Responding to Events

You should anticipate operational events, both planned (for example, sales promotions, deployments, and failure tests) and unplanned (for example, surges in utilization and component failures). You should use your existing runbooks and playbooks to deliver consistent results when you respond to alerts. Defined alerts should be owned by a role or a team that is accountable for the response and escalations. You will also want to know the business impact of your system components and use this to target efforts when needed. You should perform a root cause analysis (RCA) after events, and then prevent recurrence of failures or document workarounds.

AWS simplifies your event response by providing tools supporting all aspects of your workload and operations as code. These tools allow you to script responses to operations events and trigger their execution in response to monitoring data.

In AWS, you can improve recovery time by replacing failed components with known good versions, rather than trying to repair them. You can then carry out analysis on the failed resource out of band.

Use processes for event, incident, and problem management: Have processes to address observed events, events that require intervention (incidents), and events that require intervention and either recur or cannot currently be resolved (problems). Use these processes to mitigate the impact of these events on the business and your customers by ensuring timely and appropriate responses.

On AWS, you can use AWS Systems Manager OpsCenter as a central location to view, investigate, and resolve operational issues related to any AWS resource. It aggregates operational issues and provides contextually relevant data to assist in incident response.

Have a process per alert: Have a well-defined response (runbook or playbook), with a specifically identified owner, for any event for which you raise an alert. This ensures effective and prompt responses to operations events and prevents actionable events from being obscured by less valuable notifications.

Prioritize operational events based on business impact: Ensure that when multiple events require intervention, those that are most significant to the business are addressed first. For example, impacts can include loss of life or injury, financial loss, or damage to reputation or trust.

Define escalation paths: Define escalation paths in your runbooks and playbooks, including what triggers escalation, and procedures for escalation. Specifically identify owners for each action to ensure effective and prompt responses to operations events.

Identify when a human decision is required before an action is taken. Work with decision makers to have that decision made in advance, and the action preapproved, so that MTTR is not extended waiting for a response.

Enable push notifications: Communicate directly with your users (for example, with email or SMS) when the services they use are impacted, and again when the services return to normal operating conditions, to enable users to take appropriate action.

Communicate status through dashboards: Provide dashboards tailored to their target audiences (for example, internal technical teams, leadership, and customers) to communicate the current operating status of the business and provide metrics of interest.

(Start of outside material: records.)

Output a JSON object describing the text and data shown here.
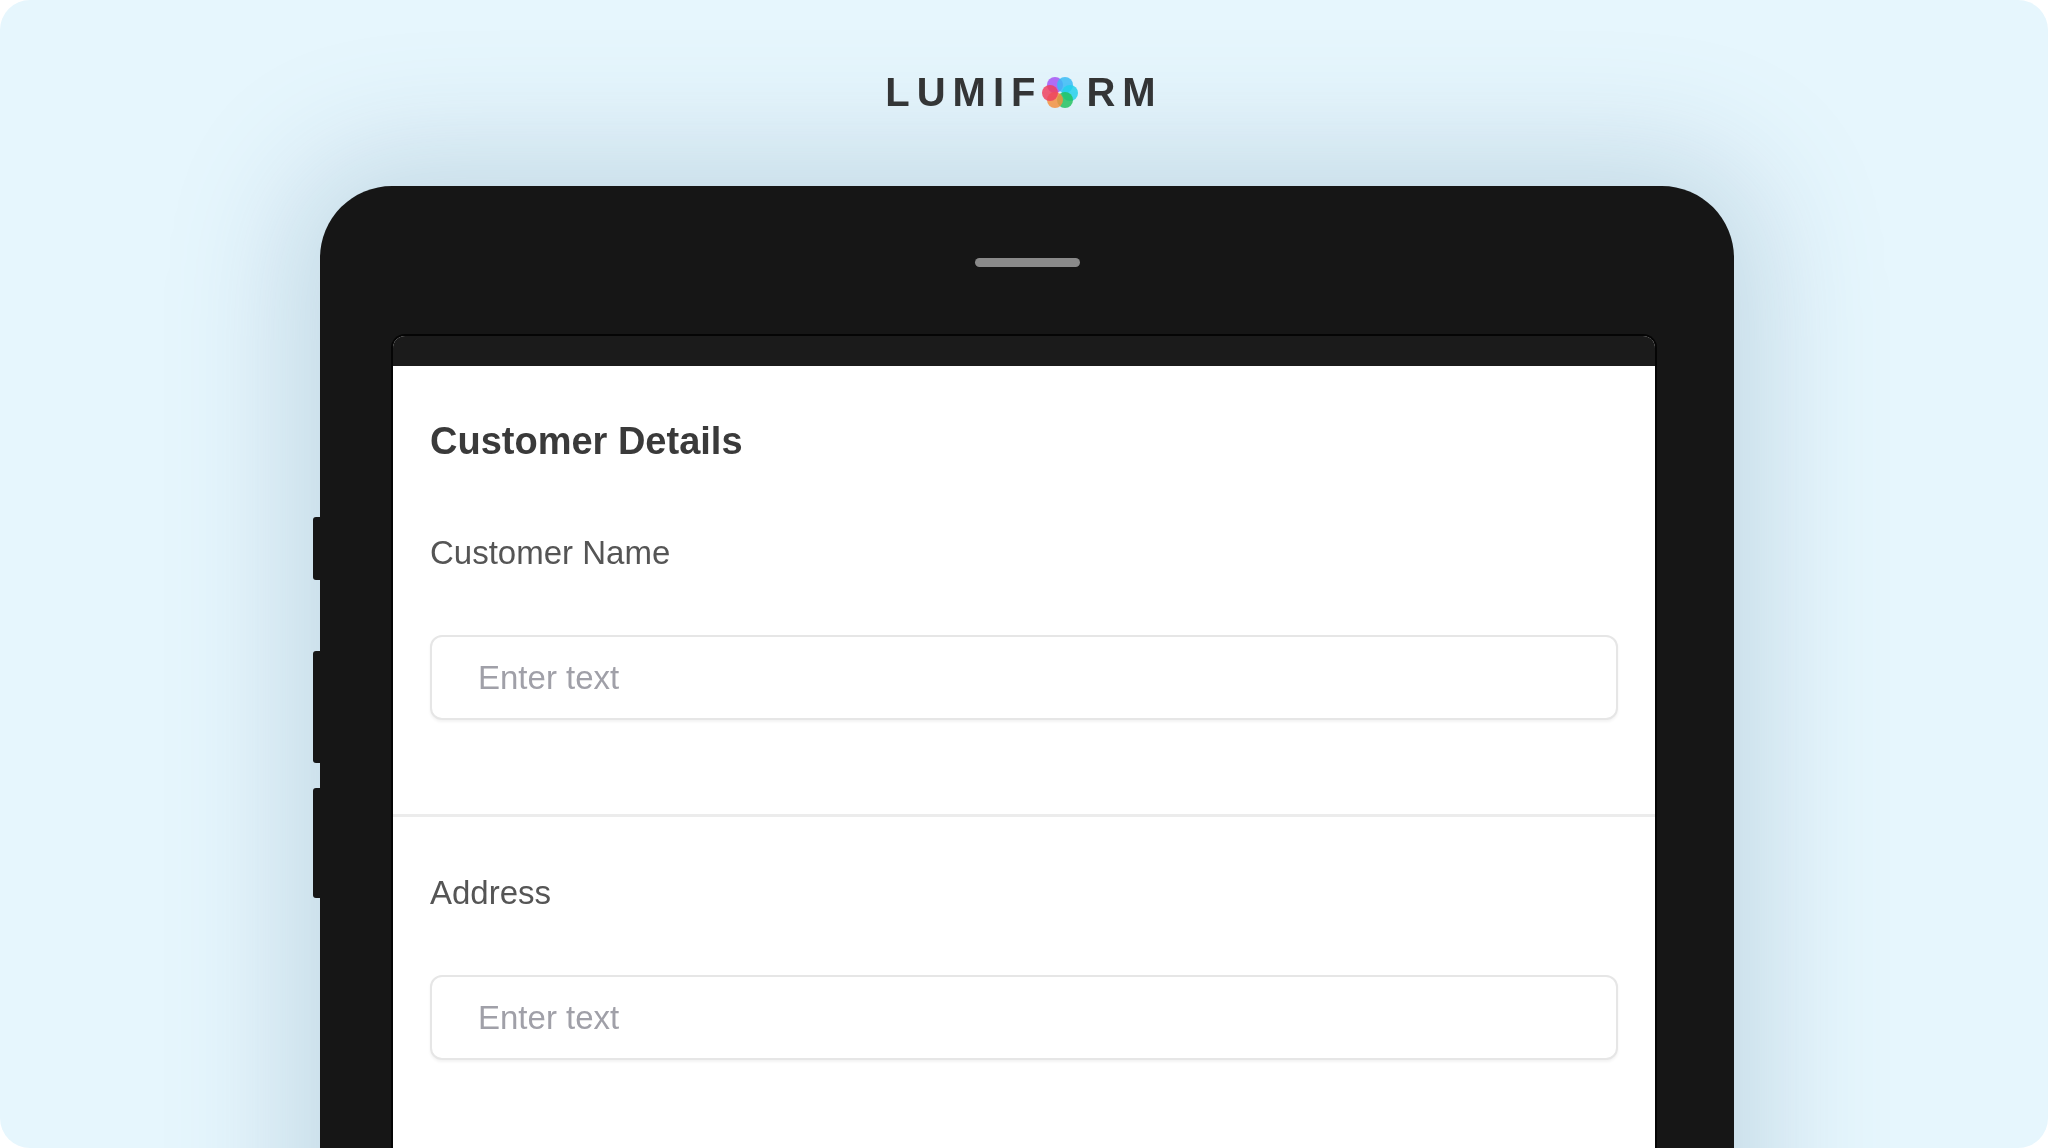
{
  "logo": {
    "text_before": "LUMIF",
    "text_after": "RM"
  },
  "form": {
    "title": "Customer Details",
    "sections": [
      {
        "label": "Customer Name",
        "placeholder": "Enter text"
      },
      {
        "label": "Address",
        "placeholder": "Enter text"
      }
    ]
  }
}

You can create dashboards using Amazon CloudWatch Dashboards on customizable home pages in the CloudWatch console. Using business intelligence services like Amazon QuickSight you can create and publish interactive dashboards of your workload and operational health (for example, order rates, connected users, and transaction times). Create Dashboards that present system and business-level views of your metrics.

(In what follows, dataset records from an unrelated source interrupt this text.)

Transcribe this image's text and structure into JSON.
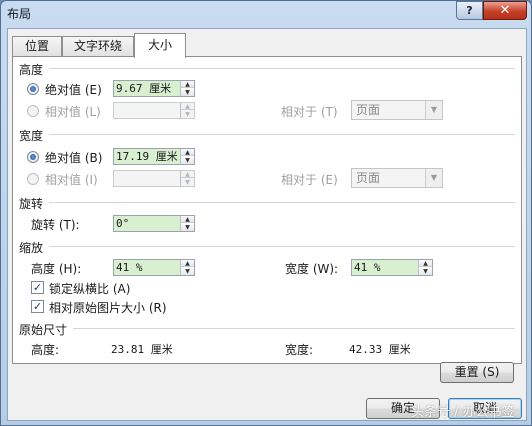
{
  "window": {
    "title": "布局",
    "help_glyph": "?",
    "close_glyph": "✕"
  },
  "tabs": [
    {
      "label": "位置"
    },
    {
      "label": "文字环绕"
    },
    {
      "label": "大小"
    }
  ],
  "height_section": {
    "title": "高度",
    "absolute_label": "绝对值 (E)",
    "absolute_value": "9.67 厘米",
    "relative_label": "相对值 (L)",
    "relative_value": "",
    "relative_to_label": "相对于 (T)",
    "relative_to_value": "页面"
  },
  "width_section": {
    "title": "宽度",
    "absolute_label": "绝对值 (B)",
    "absolute_value": "17.19 厘米",
    "relative_label": "相对值 (I)",
    "relative_value": "",
    "relative_to_label": "相对于 (E)",
    "relative_to_value": "页面"
  },
  "rotate_section": {
    "title": "旋转",
    "rotate_label": "旋转 (T):",
    "rotate_value": "0°"
  },
  "scale_section": {
    "title": "缩放",
    "height_label": "高度 (H):",
    "height_value": "41 %",
    "width_label": "宽度 (W):",
    "width_value": "41 %",
    "lock_aspect_label": "锁定纵横比 (A)",
    "lock_aspect_checked": true,
    "relative_original_label": "相对原始图片大小 (R)",
    "relative_original_checked": true
  },
  "original_section": {
    "title": "原始尺寸",
    "height_label": "高度:",
    "height_value": "23.81 厘米",
    "width_label": "宽度:",
    "width_value": "42.33 厘米"
  },
  "buttons": {
    "reset": "重置 (S)",
    "ok": "确定",
    "cancel": "取消"
  },
  "watermark": "头条号 / 办公书签",
  "colors": {
    "title_bar": "#b7cde6",
    "close_button": "#c5402a",
    "green_field": "#d8f0d0"
  }
}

Automate responses to events: Automate responses to events to reduce errors caused by manual processes, and to ensure prompt and consistent responses.

There are multiple ways to automate the execution of runbook and playbook actions on AWS. To respond to an event from a state change in your AWS resources, or from your own custom events, you should create CloudWatch Events rules to trigger responses through CloudWatch targets (for example, Lambda functions, Amazon Simple Notification Service (Amazon SNS) topics, Amazon ECS tasks, and AWS Systems Manager Automation).

To respond to a metric that crosses a threshold for a resource (for example, wait time), you should create CloudWatch alarms to perform one or more actions using Amazon EC2 actions, Auto Scaling actions, or to send a notification to an Amazon SNS topic. If you need to perform custom actions, in response to an alarm, invoke Lambda through Amazon SNS notification. Use Amazon SNS to publish event notifications and escalation messages to keep people informed.

AWS also supports third-party systems through the AWS service APIs and SDKs. There are a number of monitoring tools provided by APN Partners and third parties that allow for monitoring, notifications, and responses. Some of these tools include New Relic, Splunk, Loggly, SumoLogic, and Datadog.

You should keep critical manual procedures available for use when automated procedures fail.